Tuvo razón el señor Febres-Cordero cuando afirmó que la marcha que lideraría el señor Nebot era política. Y si no mencionó las marchas paralelas pero de signo contrario, todas ellas fueron, asimismo, políticas.

Lo que en absoluto no debía de ser la marcha principal era partidarista, mientras fue evidente que las otras respondían unánimemente a un claro afán de reivindicación o de defensa de sus partidos.

La marcha principal y de mayor concurrencia en Guayaquil fue la réplica múltiple a los también múltiples problemas que enfrenta la comunidad nacional, problemas en los cuales tiene indudable responsabilidad el gobierno del señor Lucio Gutiérrez.

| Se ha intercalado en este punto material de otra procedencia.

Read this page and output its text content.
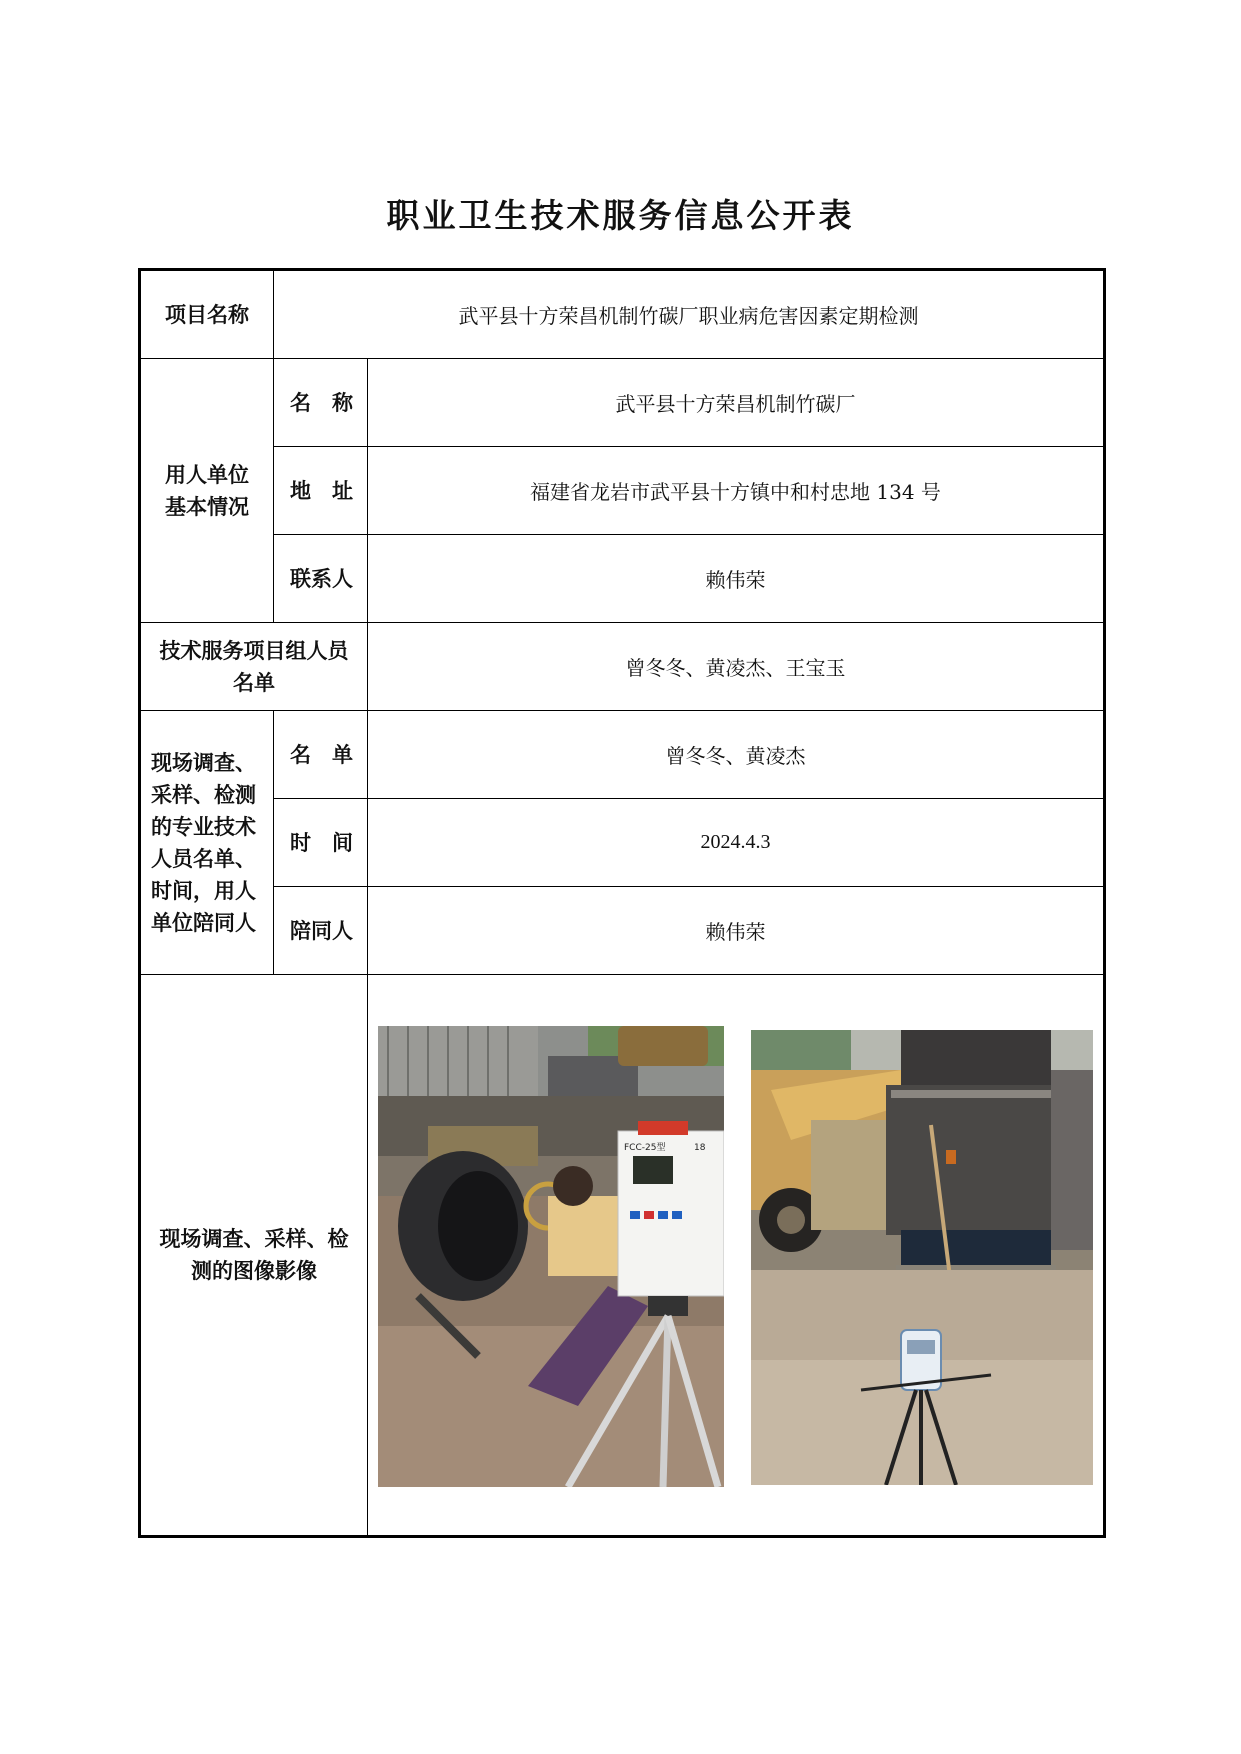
职业卫生技术服务信息公开表
项目名称	武平县十方荣昌机制竹碳厂职业病危害因素定期检测	
用人单位基本情况	名　称	武平县十方荣昌机制竹碳厂
	地　址	福建省龙岩市武平县十方镇中和村忠地 134 号
	联系人	赖伟荣
技术服务项目组人员名单		曾冬冬、黄凌杰、王宝玉
现场调查、采样、检测的专业技术人员名单、时间，用人单位陪同人	名　单	曾冬冬、黄凌杰
	时　间	2024.4.3
	陪同人	赖伟荣
现场调查、采样、检测的图像影像		FCC-25型 18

La arremetida contra la oposición a partir de destruir el supuesto poder del señor Febres-Cordero en importantes instituciones nacionales, recoge un legado de intemperancias, trasgresiones y manipulaciones legales que el país ha sobrellevado en, al menos, los últimos treinta años. Desde este punto de vista, la vida democrática nacional no ha sido sino sucesivas apariencias que buscaron disfrazar claras inclinaciones antidemocráticas de algunos de esos gobernantes.

El hecho cierto es que nuestra institucionalidad actual como país padece un peligroso deterioro, al extremo que muchos ecuatorianos, desde el desconcierto, nos preguntamos sobre la existencia misma de una vida democrática. ¿Vivimos esa vida democrática o un mero remedo de ella? ¿Nos estamos inclinando hacia la pendiente de un populismo banal, sin consistencia ni trascendencia, en vez de una auténtica democracia?

Es perfectamente comprensible –desde el punto de vista político– que muchos ecuatorianos aspiren a borrar, eliminar toda presencia de poder del señor Febres-Cordero en la vida del Estado. Es como si pensaran que ya hemos tenido demasiado de él y que es hora de definitivamente reemplazarlo por dirigentes con nuevos pensamientos y acciones.

Si solo los diamantes son eternos, como señala un conocido dicho, el accionar político del señor Febres-Cordero, como el del señor Borja y demás, no puede serlo. Pero esto no es sorprendente ni inhumano. Como tampoco lo sería en los casos del señor Bucaram y del señor Gutiérrez.

Lo que aparece con sentido de permanencia son los problemas del país, más allá de las ligerezas y superficialidades gubernamentales para asumirlos. Si a eso se agrega una latente violencia que algunas veces se muestra a rostro descubierto, como en el ataque físico al señor Roldós, las consecuencias serán, a no dudarlo, funestas. Esto último es para mí tanto más lamentable y condenable por haberse producido en los predios de la Universidad Central. Señala el deterioro de la situación que se vive, una creciente inseguridad ciudadana que parece correr paralela con la presente inseguridad jurídica.

En el país que no deseamos la política no puede convertirse en una riña callejera ni sus dirigentes actuar como matoncillos de barrio. La comunidad no puede estar a expensas de desafueros y reacciones viscerales. No se trata solo de alcanzar el poder sino saber para qué se lo quiere. Gobernar es conducir la sociedad, y eso significa disponer de honestidad e inteligencia, entre otras cosas.